Investigating the Safety, Tolerability and Efficacy of Amorphous Calcium Carbonate (ACC) on the Treatment of Subjects With CRPC

Phase 1

Withdrawn

• Conditions: Castrate Resistant Prostate Cancer With Bone Metastasis
• Interventions: Drug: Amorphous calcium carbonate; Other: Placebo

• Registration Number: NCT02864784
• Lead Sponsor: Amorphical Ltd.

Brief Summary

Studies objectives:

To evaluate the safety, tolerability and efficacy of ACC given in combination with ZA or with Denosumab as compared to placebo given with ZA or with Denosumab as outline below:

* Safety and Tolerability:

* Adverse events (AEs) and serious AEs

* Safety laboratory measurements

* Hypercalcemic and hypercalciuric episodes

* Treatment withdrawal due to AEs and overall

Efficacy:

* Skeletal Related Events (SREs)

* Measurable and evaluable disease progression

* Progression Free Survival (PFS)

* Pain assessment via the VAS scale

Detailed Description

Not available

Study Timeline

• Study First Submitted: 2016-08-02
• Study First Submitted QC: 2016-08-09
• Study First Posted: 2016-08-12
• Study Start: 2022-06
• Primary Completion: 2023-12
• Study Completion: 2023-12
• Status Verified: 2024-02
• Last Update Submitted: 2024-02-25
• Last Update Posted: 2024-02-28

Recruitment & Eligibility

• Status: WITHDRAWN
• Sex: All
• Target Recruitment: Not specified

Inclusion Criteria

1. Age > 18 year

2. Histologic proof of Castrate Resistant Prostate Cancer with Bone Metastasis

3. Systemic steroids are only allowed if needed for hormonal therapy

4. Previous radiation therapy must have been completed more than four weeks prior to enrollment into this study, unless subjects are under radiotherapy as a rescue therapy.

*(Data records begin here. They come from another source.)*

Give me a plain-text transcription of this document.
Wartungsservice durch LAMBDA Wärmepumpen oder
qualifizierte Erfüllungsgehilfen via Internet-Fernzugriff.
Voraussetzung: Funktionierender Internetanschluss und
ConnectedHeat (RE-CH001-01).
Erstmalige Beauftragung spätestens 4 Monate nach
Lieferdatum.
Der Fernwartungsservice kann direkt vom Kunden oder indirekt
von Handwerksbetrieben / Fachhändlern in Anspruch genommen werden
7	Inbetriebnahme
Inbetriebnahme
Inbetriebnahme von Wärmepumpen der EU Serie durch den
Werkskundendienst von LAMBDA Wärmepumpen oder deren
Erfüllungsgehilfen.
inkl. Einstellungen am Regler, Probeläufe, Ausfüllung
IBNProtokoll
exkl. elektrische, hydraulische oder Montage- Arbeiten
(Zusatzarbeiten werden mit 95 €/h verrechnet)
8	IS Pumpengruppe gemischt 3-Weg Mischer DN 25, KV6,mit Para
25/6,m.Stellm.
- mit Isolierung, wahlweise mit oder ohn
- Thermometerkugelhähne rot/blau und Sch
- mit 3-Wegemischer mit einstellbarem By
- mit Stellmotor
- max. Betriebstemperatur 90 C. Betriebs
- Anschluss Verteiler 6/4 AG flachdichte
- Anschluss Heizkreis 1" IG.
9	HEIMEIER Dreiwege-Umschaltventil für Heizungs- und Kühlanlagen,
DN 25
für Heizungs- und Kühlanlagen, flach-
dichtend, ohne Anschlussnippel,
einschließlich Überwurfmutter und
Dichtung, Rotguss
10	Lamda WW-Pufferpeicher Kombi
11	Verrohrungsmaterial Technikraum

Subjects must have recovered from all side effects.

5. The last dose of chemotherapy must have been completed at least four weeks prior to enrollment into this study, and subjects must have recovered from all side effects.

6. Subjects must have a performance status of 0-2 by the ECOG Scale.

7. Subjects must have pretreatment (obtained < 7 days prior to treatment) granulocyte count of > 2,000/μL, platelet count of > 100,000/μL, WBC > 3,000/μL, hemoglobin ≥ 10.0 g/dL, serum creatinine < 1.5 mg/dL, bilirubin < 1.5 mg/dL, and ALT/AST not more than 3x the upper limit of normal (or not more than 5x if the elevation is due to liver metastases).

8. Subjects must be normo-calcemic upon study entry.

9. Subjects must be Vitamin D sufficient upon study entry, which is defined as 25(OH)D serum level >20 ng/mL (50 nmol/L) according to a document composed by the Food and Nutrition Board of the Institute of Medicine, USA. If the subject is Vitamin D insufficient or deficient, then a loading dose of Vitamin D3 will be administered as follows:

   • If the serum 25(OH)D level is 12-20 ng/mL (30-50 nmol/L) then a loading oral dose of 50,000 IU of Vitamin D3 should be administered twice with 3-5 days in between the doses.
   • If the serum 25(OH)D level is ≤ 12 ng/mL (30 nmol/L), then a loading oral dose of 50,000 IU of Vitamin D3 will be administered three times with 3-5 days in between the doses. Serum 25(OH)D levels will be checked 1-2 weeks following the last loading.

10. Regardless of Vitamin D levels, all subjects will receive a daily maintenance dose of 1000 IU Vitamin D3, which should be taken in the morning with breakfast.

11. Estimated life expectancy of > 3 months.

12. Subjects must be accessible for follow-up.

13. Written informed consent will be obtained.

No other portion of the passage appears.